Tuesday 27 May 2008

Restless

I'm restless for countless reasons.

I've been in England for far too long. I've been away for far too long now. Well, it only has been 5 months but I feel like I'm still allowed to complain. I am usually not the whiny type. This feeling of restlessness, it's getting to me. It's like the only cure to it, is by taking the next 13-hour flight back to Malaysia. It's the only way.

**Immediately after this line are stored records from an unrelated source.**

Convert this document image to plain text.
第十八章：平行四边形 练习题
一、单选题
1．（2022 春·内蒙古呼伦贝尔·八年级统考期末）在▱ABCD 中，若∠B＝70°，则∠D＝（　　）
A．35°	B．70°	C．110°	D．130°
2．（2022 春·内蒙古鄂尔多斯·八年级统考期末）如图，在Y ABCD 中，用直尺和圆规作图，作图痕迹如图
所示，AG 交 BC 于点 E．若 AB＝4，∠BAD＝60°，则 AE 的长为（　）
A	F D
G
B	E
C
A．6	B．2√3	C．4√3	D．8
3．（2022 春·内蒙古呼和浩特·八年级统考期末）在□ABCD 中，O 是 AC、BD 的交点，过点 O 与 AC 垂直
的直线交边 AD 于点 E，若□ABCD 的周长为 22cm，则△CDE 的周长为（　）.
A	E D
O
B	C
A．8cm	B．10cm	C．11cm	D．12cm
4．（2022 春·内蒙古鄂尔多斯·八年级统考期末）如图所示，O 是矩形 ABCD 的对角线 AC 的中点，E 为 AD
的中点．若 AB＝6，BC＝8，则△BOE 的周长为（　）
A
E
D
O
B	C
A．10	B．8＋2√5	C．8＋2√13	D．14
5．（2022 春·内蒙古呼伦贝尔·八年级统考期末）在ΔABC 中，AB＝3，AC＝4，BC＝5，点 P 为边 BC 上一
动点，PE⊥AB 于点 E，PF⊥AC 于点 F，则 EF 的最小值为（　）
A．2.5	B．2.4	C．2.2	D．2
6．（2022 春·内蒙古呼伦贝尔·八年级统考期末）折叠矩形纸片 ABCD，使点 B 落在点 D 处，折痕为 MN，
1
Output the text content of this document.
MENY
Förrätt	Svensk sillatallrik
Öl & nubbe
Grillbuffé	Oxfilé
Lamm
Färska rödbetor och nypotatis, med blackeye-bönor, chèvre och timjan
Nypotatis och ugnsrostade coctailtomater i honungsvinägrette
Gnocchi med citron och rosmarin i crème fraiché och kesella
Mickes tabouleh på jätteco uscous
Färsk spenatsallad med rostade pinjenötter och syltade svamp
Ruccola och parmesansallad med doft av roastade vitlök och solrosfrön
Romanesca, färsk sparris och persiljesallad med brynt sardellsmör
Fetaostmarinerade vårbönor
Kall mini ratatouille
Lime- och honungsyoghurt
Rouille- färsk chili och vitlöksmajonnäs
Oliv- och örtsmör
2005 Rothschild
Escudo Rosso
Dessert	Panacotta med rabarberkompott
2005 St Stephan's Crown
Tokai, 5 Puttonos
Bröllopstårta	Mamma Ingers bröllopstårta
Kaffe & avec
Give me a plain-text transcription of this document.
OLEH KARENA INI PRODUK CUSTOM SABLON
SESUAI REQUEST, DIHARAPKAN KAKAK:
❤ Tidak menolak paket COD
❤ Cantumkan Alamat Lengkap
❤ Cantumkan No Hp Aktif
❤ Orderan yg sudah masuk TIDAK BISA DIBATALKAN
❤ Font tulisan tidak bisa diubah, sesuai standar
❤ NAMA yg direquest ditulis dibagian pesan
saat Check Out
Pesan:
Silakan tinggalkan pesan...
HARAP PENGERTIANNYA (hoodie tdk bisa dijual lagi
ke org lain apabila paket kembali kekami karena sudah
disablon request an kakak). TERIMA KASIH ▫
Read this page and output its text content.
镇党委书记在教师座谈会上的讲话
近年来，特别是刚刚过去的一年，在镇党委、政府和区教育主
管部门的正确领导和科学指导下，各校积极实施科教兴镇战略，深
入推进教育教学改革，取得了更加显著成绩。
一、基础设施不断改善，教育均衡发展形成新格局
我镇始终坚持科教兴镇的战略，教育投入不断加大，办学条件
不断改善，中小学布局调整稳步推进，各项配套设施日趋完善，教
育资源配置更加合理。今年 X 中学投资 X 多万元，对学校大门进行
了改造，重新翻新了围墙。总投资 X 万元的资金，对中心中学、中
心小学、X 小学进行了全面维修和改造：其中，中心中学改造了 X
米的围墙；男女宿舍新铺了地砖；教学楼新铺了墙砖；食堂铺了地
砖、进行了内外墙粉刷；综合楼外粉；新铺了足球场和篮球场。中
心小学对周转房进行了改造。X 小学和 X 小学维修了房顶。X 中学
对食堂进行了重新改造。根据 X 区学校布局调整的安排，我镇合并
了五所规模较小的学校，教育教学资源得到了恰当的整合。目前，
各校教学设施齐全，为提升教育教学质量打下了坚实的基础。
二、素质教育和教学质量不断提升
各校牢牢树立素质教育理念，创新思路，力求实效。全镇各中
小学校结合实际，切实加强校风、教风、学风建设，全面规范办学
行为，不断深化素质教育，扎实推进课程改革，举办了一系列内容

England has become boring and predictable. If it's too good to be true, then it definitely is. Good, sunny weathers don't last. English weathers totally revolutionised the definition of summer. The new-age summer means that at least 50% of the day, 50% of the skies would be covered by gloomy clouds, waiting to rain on you. And english rains are toxic. You heard me. The air in Malaysia may be polluted, but when it rains, you could film an amateur love movie playing under the rain, because it'll never give you a headache. You could catch a cold if you stay under the rain long enough. Being the drama queen that I am, I must stress that the next statement has no element of exaggeration at all. Zilch. When the raindrops start to fall and land on my head, within the next 5 seconds I am guaranteed a throbbing agonising headache. Even a hot shower won't make it go away. I need to call in the painkillers everytime. What is it in the rain that makes it so toxic, it's giving everyone headaches?

The next legit reason for why I'm restless: There's an 8 day gap between my 5th and last paper. Initially, this meant an extra time to work on the paper, in hopes for it to bring up my average marks. After having 5 papers, (split into 3 and 2 back-to-backs) I am mentally exhausted. Exhausted doesn't even begin to cover it. It's inexcusable that english universities just fuck up your exam timetables when your whole future is involved. I have friends with 4 and 5 back-to-backs. Personally, 3 was my cut off point. This calls for a reform. Then again, with their poor financial management skills, they take pleasure in failing students (Especially international students) because this translates to higher income flow from exam resits. As if it wasn't bad enough that our fees are three times what the locals pay. Their budget deficits makes you say-wtf, how could a top university be in such large deficits. Sure, carry on with your experimental researches. I feel like I could benefit so much after hearing that "The success of football clubs could be down to the colour of their shirt, according to new research". Or how "Suitors can tell a young person’s attitude to sexual relationships by their face, new research suggests." I wonder whatever happened to common sense. Maybe this is how they say "I told you so, in your face".

Instead of reading about how the US' role in Pacific Asia declined after the Cold War, I decided to procrastinate my heart out. Maybe I'll be more productive tomorrow. Who knows. After all, I do work better under pressure. Then again, when its too much, I stop to care. And the fear of it being the latter does not even bother me one bit.

I have been here for too long. It's time to go home. It's time to leave England.